Imam Al-Ghazali dalam Ihya Ulumuddin menegaskan bahwa akal adalah pondasi utama dalam menjalankan agama. Maka segala sesuatu yang merusak akal, termasuk minuman keras, adalah musuh agama. Ketika akal tumpul karena mabuk, maka syahwat mengambil alih. Di sinilah bermula segala bentuk maksiat lainnya—zina, kekerasan, hingga pembunuhan.
Sebagian remaja berdalih bahwa mereka hanya minum sedikit, atau hanya pada momen tertentu. Tapi Rasulullah SAW sudah mengingatkan: “Apa yang banyaknya memabukkan, maka sedikitnya pun haram.” (HR Abu Dawud, Tirmidzi)
Tidak ada istilah mencicipi yang halal. Setiap tetes minuman keras adalah permulaan kehancuran.
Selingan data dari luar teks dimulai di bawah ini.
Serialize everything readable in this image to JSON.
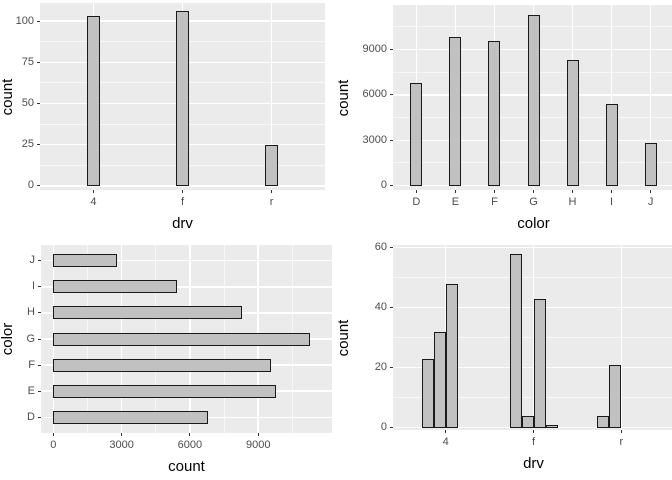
{
  "figure": {
    "layout": "2x2 grid of bar charts",
    "colors": {
      "page_bg": "#ffffff",
      "panel_bg": "#ebebeb",
      "gridline": "#ffffff",
      "bar_fill": "#c1c1c1",
      "bar_border": "#1a1a1a",
      "tick_mark": "#333333",
      "tick_label": "#4d4d4d",
      "axis_title": "#000000"
    }
  },
  "chart_data": [
    {
      "type": "bar",
      "orientation": "vertical",
      "title": "",
      "xlabel": "drv",
      "ylabel": "count",
      "categories": [
        "4",
        "f",
        "r"
      ],
      "values": [
        103,
        106,
        25
      ],
      "yticks": [
        0,
        25,
        50,
        75,
        100
      ],
      "yticks_minor": [
        12.5,
        37.5,
        62.5,
        87.5
      ],
      "ylim": [
        -2.5,
        111
      ],
      "grid": "major+minor white on grey panel",
      "legend": "none"
    },
    {
      "type": "bar",
      "orientation": "vertical",
      "title": "",
      "xlabel": "color",
      "ylabel": "count",
      "categories": [
        "D",
        "E",
        "F",
        "G",
        "H",
        "I",
        "J"
      ],
      "values": [
        6775,
        9797,
        9542,
        11292,
        8304,
        5422,
        2808
      ],
      "yticks": [
        0,
        3000,
        6000,
        9000
      ],
      "yticks_minor": [
        1500,
        4500,
        7500,
        10500
      ],
      "ylim": [
        -285,
        11945
      ],
      "grid": "major+minor white on grey panel",
      "legend": "none"
    },
    {
      "type": "bar",
      "orientation": "horizontal",
      "title": "",
      "xlabel": "count",
      "ylabel": "color",
      "categories_top_to_bottom": [
        "J",
        "I",
        "H",
        "G",
        "F",
        "E",
        "D"
      ],
      "values_top_to_bottom": [
        2808,
        5422,
        8304,
        11292,
        9542,
        9797,
        6775
      ],
      "xticks": [
        0,
        3000,
        6000,
        9000
      ],
      "xticks_minor": [
        1500,
        4500,
        7500,
        10500
      ],
      "xlim": [
        -540,
        12240
      ],
      "grid": "major+minor white on grey panel",
      "legend": "none"
    },
    {
      "type": "bar",
      "orientation": "vertical",
      "grouping": "dodged",
      "title": "",
      "xlabel": "drv",
      "ylabel": "count",
      "categories": [
        "4",
        "f",
        "r"
      ],
      "groups": [
        {
          "category": "4",
          "values": [
            23,
            32,
            48
          ]
        },
        {
          "category": "f",
          "values": [
            58,
            4,
            43,
            1
          ]
        },
        {
          "category": "r",
          "values": [
            4,
            21
          ]
        }
      ],
      "yticks": [
        0,
        20,
        40,
        60
      ],
      "yticks_minor": [
        10,
        30,
        50
      ],
      "ylim": [
        -0.8,
        60.9
      ],
      "grid": "major+minor white on grey panel",
      "legend": "none"
    }
  ]
}
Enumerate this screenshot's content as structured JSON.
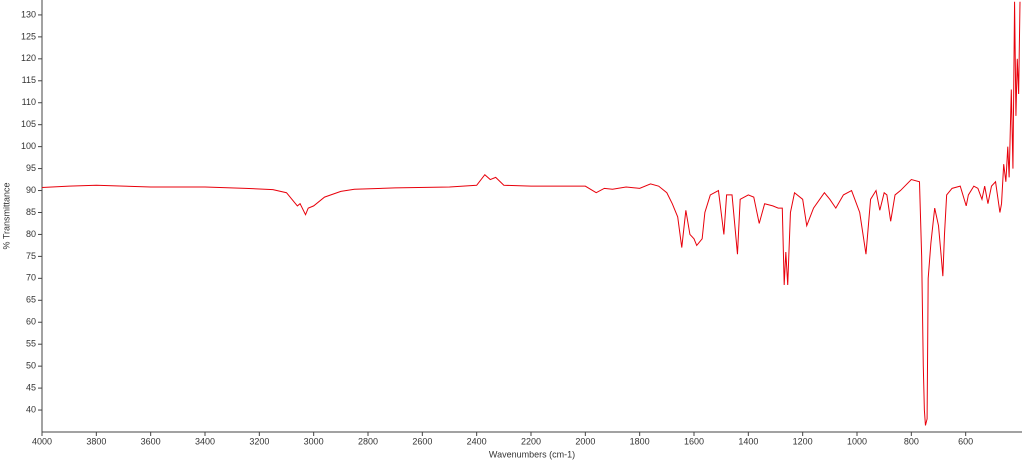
{
  "chart_data": {
    "type": "line",
    "xlabel": "Wavenumbers (cm-1)",
    "ylabel": "% Transmittance",
    "color": "#e8000b",
    "xlim": [
      4000,
      400
    ],
    "xticks": [
      4000,
      3800,
      3600,
      3400,
      3200,
      3000,
      2800,
      2600,
      2400,
      2200,
      2000,
      1800,
      1600,
      1400,
      1200,
      1000,
      800,
      600
    ],
    "ylim": [
      35,
      133.4
    ],
    "yticks": [
      40,
      45,
      50,
      55,
      60,
      65,
      70,
      75,
      80,
      85,
      90,
      95,
      100,
      105,
      110,
      115,
      120,
      125,
      130
    ],
    "grid": false,
    "x": [
      4000,
      3900,
      3800,
      3700,
      3600,
      3400,
      3250,
      3150,
      3100,
      3080,
      3060,
      3050,
      3030,
      3020,
      3000,
      2960,
      2900,
      2850,
      2700,
      2500,
      2400,
      2370,
      2350,
      2330,
      2300,
      2200,
      2000,
      1960,
      1930,
      1900,
      1850,
      1800,
      1760,
      1730,
      1700,
      1680,
      1660,
      1645,
      1630,
      1615,
      1600,
      1590,
      1570,
      1560,
      1540,
      1510,
      1490,
      1480,
      1460,
      1440,
      1430,
      1400,
      1380,
      1360,
      1340,
      1310,
      1290,
      1275,
      1268,
      1262,
      1255,
      1245,
      1230,
      1200,
      1185,
      1160,
      1120,
      1100,
      1078,
      1050,
      1020,
      990,
      967,
      950,
      930,
      916,
      900,
      890,
      876,
      860,
      840,
      800,
      770,
      762,
      756,
      752,
      748,
      742,
      738,
      728,
      714,
      700,
      690,
      684,
      678,
      670,
      650,
      620,
      598,
      590,
      570,
      555,
      540,
      530,
      518,
      505,
      490,
      474,
      468,
      460,
      452,
      445,
      440,
      432,
      426,
      420,
      415,
      410,
      405,
      400
    ],
    "values": [
      90.7,
      91,
      91.2,
      91,
      90.8,
      90.8,
      90.5,
      90.2,
      89.5,
      88,
      86.5,
      87,
      84.5,
      86,
      86.5,
      88.5,
      89.8,
      90.3,
      90.6,
      90.8,
      91.2,
      93.6,
      92.5,
      93,
      91.2,
      91,
      91,
      89.5,
      90.5,
      90.3,
      90.8,
      90.5,
      91.5,
      91,
      89.5,
      87,
      84,
      77,
      85.5,
      80,
      79,
      77.5,
      79,
      85,
      89,
      90,
      80,
      89,
      89,
      75.5,
      88,
      89,
      88.5,
      82.5,
      87,
      86.5,
      86,
      86,
      68.5,
      76,
      68.5,
      85,
      89.5,
      88,
      82,
      86,
      89.5,
      88,
      86,
      89,
      90,
      85,
      75.5,
      88,
      90,
      85.5,
      89.5,
      89,
      83,
      89,
      90,
      92.5,
      92,
      75,
      50,
      40,
      36.5,
      38,
      70,
      78,
      86,
      82,
      75,
      70.5,
      80,
      89,
      90.5,
      91,
      86.5,
      89,
      91,
      90.5,
      88,
      91,
      87,
      91,
      92,
      85,
      87,
      96,
      92,
      100,
      93,
      113,
      95,
      133,
      107,
      120,
      112,
      133
    ]
  }
}
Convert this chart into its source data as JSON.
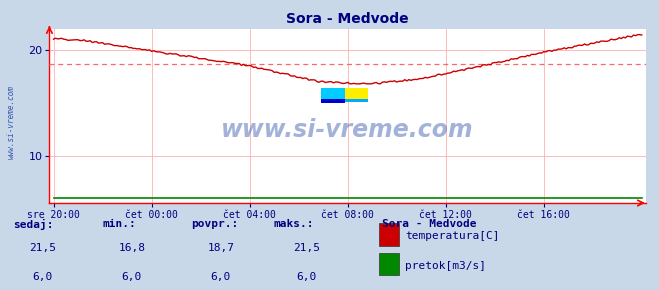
{
  "title": "Sora - Medvode",
  "title_color": "#000080",
  "bg_color": "#c8d8e8",
  "plot_bg_color": "#ffffff",
  "grid_color": "#ffb0b0",
  "axis_color": "#ff0000",
  "temp_line_color": "#cc0000",
  "flow_line_color": "#008800",
  "avg_line_color": "#ff6666",
  "watermark_text": "www.si-vreme.com",
  "watermark_color": "#3355aa",
  "sidebar_text": "www.si-vreme.com",
  "sidebar_color": "#3355aa",
  "ylim": [
    5.5,
    22.0
  ],
  "yticks": [
    10,
    20
  ],
  "xtick_labels": [
    "sre 20:00",
    "čet 00:00",
    "čet 04:00",
    "čet 08:00",
    "čet 12:00",
    "čet 16:00"
  ],
  "xtick_positions": [
    0,
    240,
    480,
    720,
    960,
    1200
  ],
  "avg_value": 18.7,
  "temp_min": 16.8,
  "temp_max": 21.5,
  "flow_value": 6.0,
  "legend_title": "Sora - Medvode",
  "legend_items": [
    {
      "label": "temperatura[C]",
      "color": "#cc0000"
    },
    {
      "label": "pretok[m3/s]",
      "color": "#008800"
    }
  ],
  "stats_labels": [
    "sedaj:",
    "min.:",
    "povpr.:",
    "maks.:"
  ],
  "stats_temp": [
    "21,5",
    "16,8",
    "18,7",
    "21,5"
  ],
  "stats_flow": [
    "6,0",
    "6,0",
    "6,0",
    "6,0"
  ]
}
Dan yang paling menyedihkan, banyak dari mereka yang menyembunyikan kebiasaan ini dari orang tua, dari guru, dan bahkan dari teman yang baik. Mereka hidup dalam kepura-puraan, padahal dosa terus menumpuk dalam diam.
Normalisasi Miras dan Diamnya Masyarakat
Salah satu faktor terbesar penyebaran minuman keras di kalangan muda adalah diamnya lingkungan. Banyak orang tua yang tidak peduli, guru yang hanya fokus pada nilai akademik, dan tokoh agama yang enggan bersuara keras. Sementara itu, akses pada minuman keras semakin mudah—baik secara fisik maupun digital.
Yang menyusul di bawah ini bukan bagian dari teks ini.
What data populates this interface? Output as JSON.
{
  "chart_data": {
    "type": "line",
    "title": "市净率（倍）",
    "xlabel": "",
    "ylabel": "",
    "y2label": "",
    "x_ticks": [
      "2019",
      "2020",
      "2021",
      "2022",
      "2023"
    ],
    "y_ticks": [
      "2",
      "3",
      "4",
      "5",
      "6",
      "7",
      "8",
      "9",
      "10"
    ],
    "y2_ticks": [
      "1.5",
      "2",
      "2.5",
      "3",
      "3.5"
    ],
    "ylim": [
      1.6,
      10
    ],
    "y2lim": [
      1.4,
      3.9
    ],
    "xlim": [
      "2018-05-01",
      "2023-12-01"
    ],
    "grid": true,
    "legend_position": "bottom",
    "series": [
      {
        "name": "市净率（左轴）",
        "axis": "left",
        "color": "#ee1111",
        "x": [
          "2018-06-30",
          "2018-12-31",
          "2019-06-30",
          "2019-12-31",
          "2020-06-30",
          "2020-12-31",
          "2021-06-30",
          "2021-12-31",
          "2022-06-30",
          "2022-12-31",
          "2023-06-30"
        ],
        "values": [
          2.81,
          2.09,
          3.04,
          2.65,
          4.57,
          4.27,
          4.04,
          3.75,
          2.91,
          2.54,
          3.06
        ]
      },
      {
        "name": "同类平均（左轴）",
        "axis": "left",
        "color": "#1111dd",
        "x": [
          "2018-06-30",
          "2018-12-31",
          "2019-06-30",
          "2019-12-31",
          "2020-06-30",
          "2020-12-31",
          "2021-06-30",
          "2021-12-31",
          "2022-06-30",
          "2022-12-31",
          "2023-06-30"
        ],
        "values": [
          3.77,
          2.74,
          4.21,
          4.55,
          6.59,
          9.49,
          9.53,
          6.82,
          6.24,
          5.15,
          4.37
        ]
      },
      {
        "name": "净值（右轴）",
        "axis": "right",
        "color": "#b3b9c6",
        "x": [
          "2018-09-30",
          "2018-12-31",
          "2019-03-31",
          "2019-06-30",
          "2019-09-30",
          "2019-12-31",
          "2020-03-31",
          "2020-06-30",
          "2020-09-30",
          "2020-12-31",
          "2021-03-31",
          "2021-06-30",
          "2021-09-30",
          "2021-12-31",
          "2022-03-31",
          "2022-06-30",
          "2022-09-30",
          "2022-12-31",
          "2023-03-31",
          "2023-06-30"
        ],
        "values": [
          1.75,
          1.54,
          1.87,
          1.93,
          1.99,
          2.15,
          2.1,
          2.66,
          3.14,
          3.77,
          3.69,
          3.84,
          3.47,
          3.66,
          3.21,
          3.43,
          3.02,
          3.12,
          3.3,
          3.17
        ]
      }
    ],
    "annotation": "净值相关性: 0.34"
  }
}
Anak-anak remaja bisa membeli miras lewat aplikasi, atau datang ke tempat hiburan yang melayani mereka tanpa tanya usia. Bahkan sebagian supermarket menyediakan minuman keras di rak yang sejajar dengan air mineral. Inilah bentuk pembiaran sistematis yang menghancurkan generasi. Lalu siapa yang bertanggung jawab?
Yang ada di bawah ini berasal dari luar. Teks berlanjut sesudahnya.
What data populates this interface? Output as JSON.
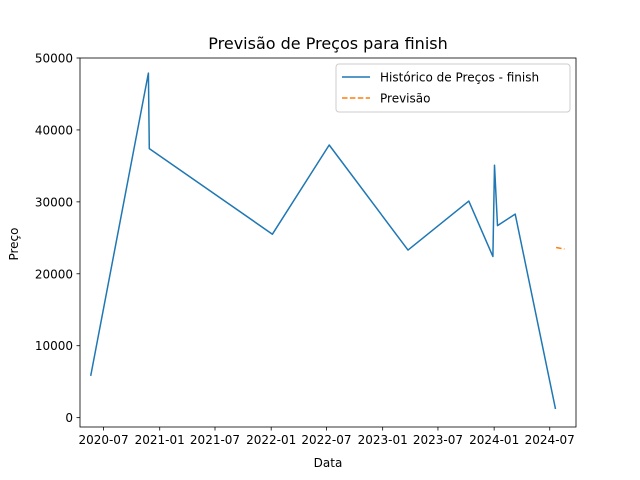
{
  "chart_data": {
    "type": "line",
    "title": "Previsão de Preços para finish",
    "xlabel": "Data",
    "ylabel": "Preço",
    "xlim": [
      "2020-04-15",
      "2024-09-25"
    ],
    "ylim": [
      -1300,
      50000
    ],
    "x_ticks": [
      "2020-07-01",
      "2021-01-01",
      "2021-07-01",
      "2022-01-01",
      "2022-07-01",
      "2023-01-01",
      "2023-07-01",
      "2024-01-01",
      "2024-07-01"
    ],
    "x_tick_labels": [
      "2020-07",
      "2021-01",
      "2021-07",
      "2022-01",
      "2022-07",
      "2023-01",
      "2023-07",
      "2024-01",
      "2024-07"
    ],
    "y_ticks": [
      0,
      10000,
      20000,
      30000,
      40000,
      50000
    ],
    "y_tick_labels": [
      "0",
      "10000",
      "20000",
      "30000",
      "40000",
      "50000"
    ],
    "grid": false,
    "legend_position": "top-right",
    "series": [
      {
        "name": "Histórico de Preços - finish",
        "color": "#1f77b4",
        "style": "solid",
        "points": [
          {
            "x": "2020-05-20",
            "y": 5800
          },
          {
            "x": "2020-11-25",
            "y": 47900
          },
          {
            "x": "2020-11-28",
            "y": 37400
          },
          {
            "x": "2022-01-05",
            "y": 25500
          },
          {
            "x": "2022-07-10",
            "y": 37900
          },
          {
            "x": "2023-03-25",
            "y": 23300
          },
          {
            "x": "2023-10-10",
            "y": 30100
          },
          {
            "x": "2023-12-28",
            "y": 22400
          },
          {
            "x": "2024-01-02",
            "y": 35100
          },
          {
            "x": "2024-01-12",
            "y": 26700
          },
          {
            "x": "2024-03-10",
            "y": 28300
          },
          {
            "x": "2024-07-20",
            "y": 1200
          }
        ]
      },
      {
        "name": "Previsão",
        "color": "#ff7f0e",
        "style": "dashed",
        "points": [
          {
            "x": "2024-07-22",
            "y": 23650
          },
          {
            "x": "2024-08-18",
            "y": 23450
          }
        ]
      }
    ]
  }
}
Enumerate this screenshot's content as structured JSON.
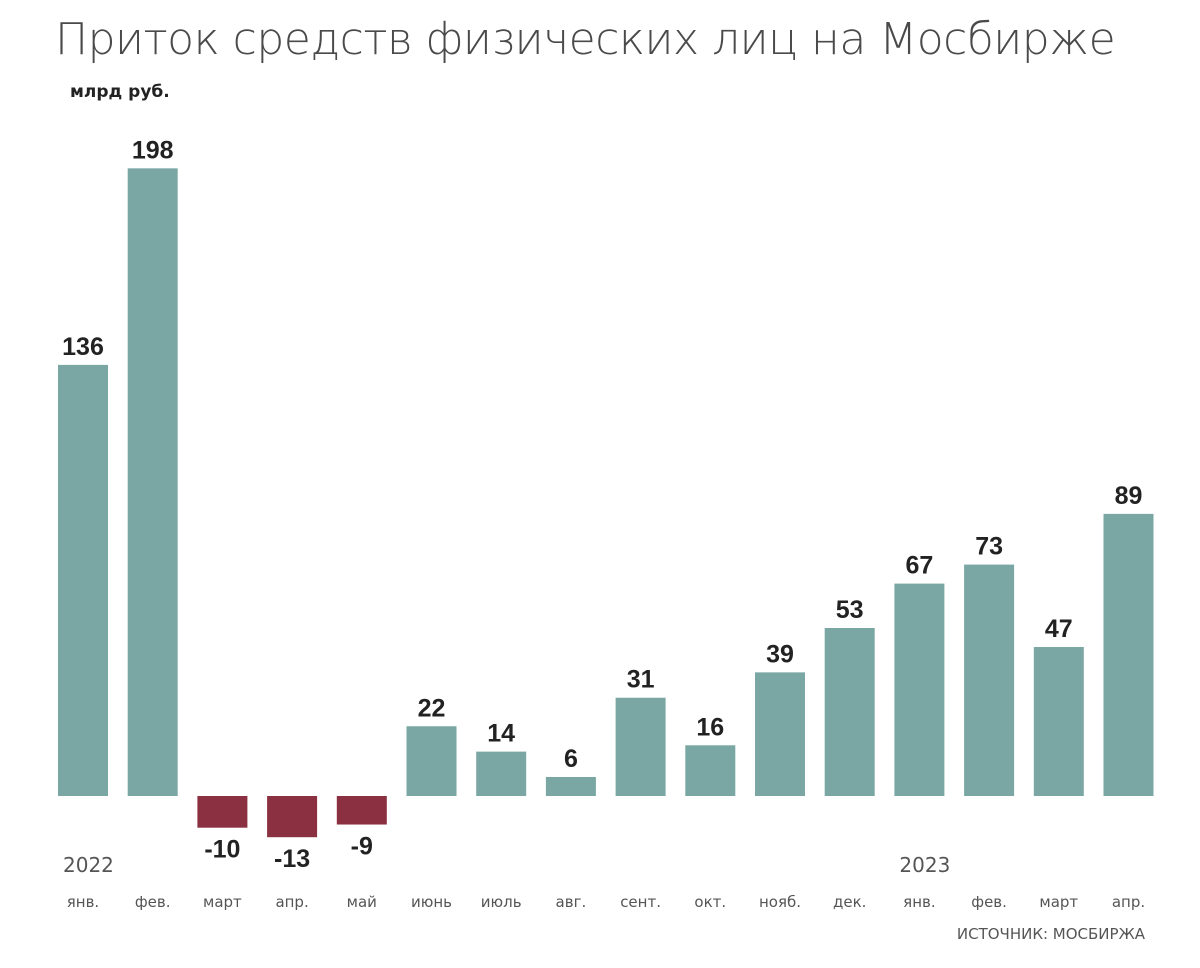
{
  "chart_data": {
    "type": "bar",
    "title": "Приток средств физических лиц на Мосбирже",
    "subtitle": "млрд руб.",
    "categories": [
      "янв.",
      "фев.",
      "март",
      "апр.",
      "май",
      "июнь",
      "июль",
      "авг.",
      "сент.",
      "окт.",
      "нояб.",
      "дек.",
      "янв.",
      "фев.",
      "март",
      "апр."
    ],
    "values": [
      136,
      198,
      -10,
      -13,
      -9,
      22,
      14,
      6,
      31,
      16,
      39,
      53,
      67,
      73,
      47,
      89
    ],
    "year_labels": [
      {
        "index": 0,
        "label": "2022"
      },
      {
        "index": 12,
        "label": "2023"
      }
    ],
    "ylim": [
      -13,
      198
    ],
    "grid": false,
    "legend": "none",
    "colors": {
      "positive": "#7aa7a3",
      "negative": "#8a3040"
    },
    "source": "ИСТОЧНИК: МОСБИРЖА"
  }
}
Imam Ibn Qayyim Al-Jauziyyah dalam Al-Jawabul Kafi mengatakan bahwa dosa terbesar bukan hanya karena dilakukan, tetapi juga ketika dibiarkan. Maka siapa pun yang tahu ada kemungkaran, termasuk peredaran minuman keras, wajib mencegahnya sesuai kemampuan. Jika tidak bisa dengan tangan, maka dengan lisan. Jika tidak mampu juga, maka dengan hati. Dan itulah selemah-lemahnya iman.
Ada pula remaja yang merasa bangga karena bisa minum miras sambil tetap beribadah. Mereka berkata, “Yang penting hati saya tetap baik.” Tapi bagaimana mungkin seseorang mengaku menjaga hati sementara ia mencemari tubuhnya dengan sesuatu yang jelas haram? Ini adalah bentuk kebohongan rohani yang disebabkan oleh ketumpulannya nurani akibat minuman keras.